The driver 320 is configured to provide a second current path corresponding to a change in the rectified voltage Vrec for each light emitting diode group included in the second lighting group 220. [ A sensing resistor Rs2 is connected to the second current path.

The current control circuit 400 is configured to regulate the current flowing in the sensing resistor Rs1 in accordance with the amount of current flowing in the sensing resistor Rs2. To this end, the current control circuit 400 may include a dummy resistor Rsd connected in series to the sensing resistor Rs1. The current control circuit 400 can regulate the current flowing through the sensing resistor Rs1 in accordance with the amount of current flowing through the sensing resistor Rs2 in accordance with the light emission of the second lighting group 220. [

To this end, the current control circuit 400 may be described as including a first control circuit and a second control circuit.

The first control circuit may be configured to generate a switching voltage that varies based on the constant voltage Vr corresponding to the amount of current flowing through the sensing resistor Rs2 and may be configured to sense the current of the sensing resistor Rs2 in series The resistor R3 is connected by the node voltages of the connected resistors R1 and R2 and the resistor R3 and capacitor C1 connected in series between the constant voltage Vr and the ground and the resistors R1 and R2 applied to the base, And a transistor Q1 for controlling the potential between the capacitor Q1 and the capacitor C1, and a switching voltage that varies with the constant voltage Vr by the operation of the transistor Q1 can be generated. Here, the constant voltage may utilize the internal constant voltage of the driver 310 or the driver 320, or a separate constant voltage may be used. The constant voltage Vr used to generate the reference voltages in the driver 310 or the driver 320 may be used when the internal constant voltage of the driver 310 or the driver 320 is used.

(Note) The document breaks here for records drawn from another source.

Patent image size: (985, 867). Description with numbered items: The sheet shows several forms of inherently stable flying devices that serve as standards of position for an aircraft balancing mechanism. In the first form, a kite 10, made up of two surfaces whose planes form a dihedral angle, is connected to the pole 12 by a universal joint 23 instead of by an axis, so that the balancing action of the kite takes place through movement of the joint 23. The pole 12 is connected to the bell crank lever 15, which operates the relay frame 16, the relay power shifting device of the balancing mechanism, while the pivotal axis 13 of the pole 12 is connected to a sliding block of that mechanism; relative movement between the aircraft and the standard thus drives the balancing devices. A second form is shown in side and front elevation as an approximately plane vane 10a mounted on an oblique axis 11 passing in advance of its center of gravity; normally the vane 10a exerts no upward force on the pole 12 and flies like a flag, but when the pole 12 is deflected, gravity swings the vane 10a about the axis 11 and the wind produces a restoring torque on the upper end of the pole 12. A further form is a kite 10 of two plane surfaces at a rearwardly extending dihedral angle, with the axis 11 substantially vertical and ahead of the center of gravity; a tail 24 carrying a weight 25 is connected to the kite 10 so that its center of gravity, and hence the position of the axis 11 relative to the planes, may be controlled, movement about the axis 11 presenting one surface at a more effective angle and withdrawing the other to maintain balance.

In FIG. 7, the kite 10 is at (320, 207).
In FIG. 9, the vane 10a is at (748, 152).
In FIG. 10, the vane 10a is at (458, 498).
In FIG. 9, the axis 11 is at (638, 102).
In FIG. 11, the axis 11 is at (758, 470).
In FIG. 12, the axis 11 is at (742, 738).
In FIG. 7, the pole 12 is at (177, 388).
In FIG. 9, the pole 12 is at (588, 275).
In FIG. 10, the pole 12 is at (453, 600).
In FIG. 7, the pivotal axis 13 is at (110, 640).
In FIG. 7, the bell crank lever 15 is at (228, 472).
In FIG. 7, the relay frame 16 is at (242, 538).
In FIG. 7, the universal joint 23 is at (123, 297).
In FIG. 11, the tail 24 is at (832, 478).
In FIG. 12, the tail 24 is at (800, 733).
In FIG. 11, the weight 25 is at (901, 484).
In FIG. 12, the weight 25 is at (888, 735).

The second control circuit may include a transistor Q2 for controlling the current flowing through the sensing resistor Rs1 in response to a change in the switching voltage.

In the case of FIG. 7 as well, the non-linearly varying width of the current can be reduced to reduce the THD, and a channel in which a small current flows and a channel in which a heavy current or a large current flows can be implemented using different drivers .

Meanwhile, when the illumination unit 200 includes a light emitting diode divided into a plurality of light emitting diode groups connected in series and the plurality of light emitting diode groups are divided into the first lighting group 210 and the second lighting group 220, The invention can be implemented as shown in FIG.

Referring to FIG. 8, the present invention includes a driver 310 that provides a first current path corresponding to a change in the rectified voltage Vrec for each light emitting diode group included in the first illumination group 210, And a driver 320 for providing a second current path corresponding to a change in the rectified voltage Vrec for each light emitting diode group included in the light emitting diode 220.

Here, the driver 320 may be configured to provide a second current path corresponding to a rectified voltage Vrec that is higher than a level that causes the entire light emitting diode group included in the first illumination group 210 to emit light.

For this purpose, the drivers 310 and 320 may be connected to different sensing resistances, i.e., the sensing resistor Rs1 and the sensing resistor Rs2, respectively, to provide a first current path and a second current path, respectively.

In this case, it is preferable that the levels of the reference voltages of the drivers 310 and 320 are the same, and the sensing resistor Rs1 is set to have a higher resistance value than the sensing resistor Rs2.

9, the light emitting diodes are divided into a first lighting group 210 and a second lighting group 220, which are divided into a plurality of light emitting diode groups connected in series. Thereby providing a current path for the illumination unit 200 to be illuminated.

9, the present invention includes a driver 310 that provides a first current path corresponding to a change in the rectified voltage Vrec for each light emitting diode group included in the first illumination group 210, And a driver 320 for providing a second current path corresponding to a change in the rectified voltage Vrec for each light emitting diode group included in the light emitting diode 220.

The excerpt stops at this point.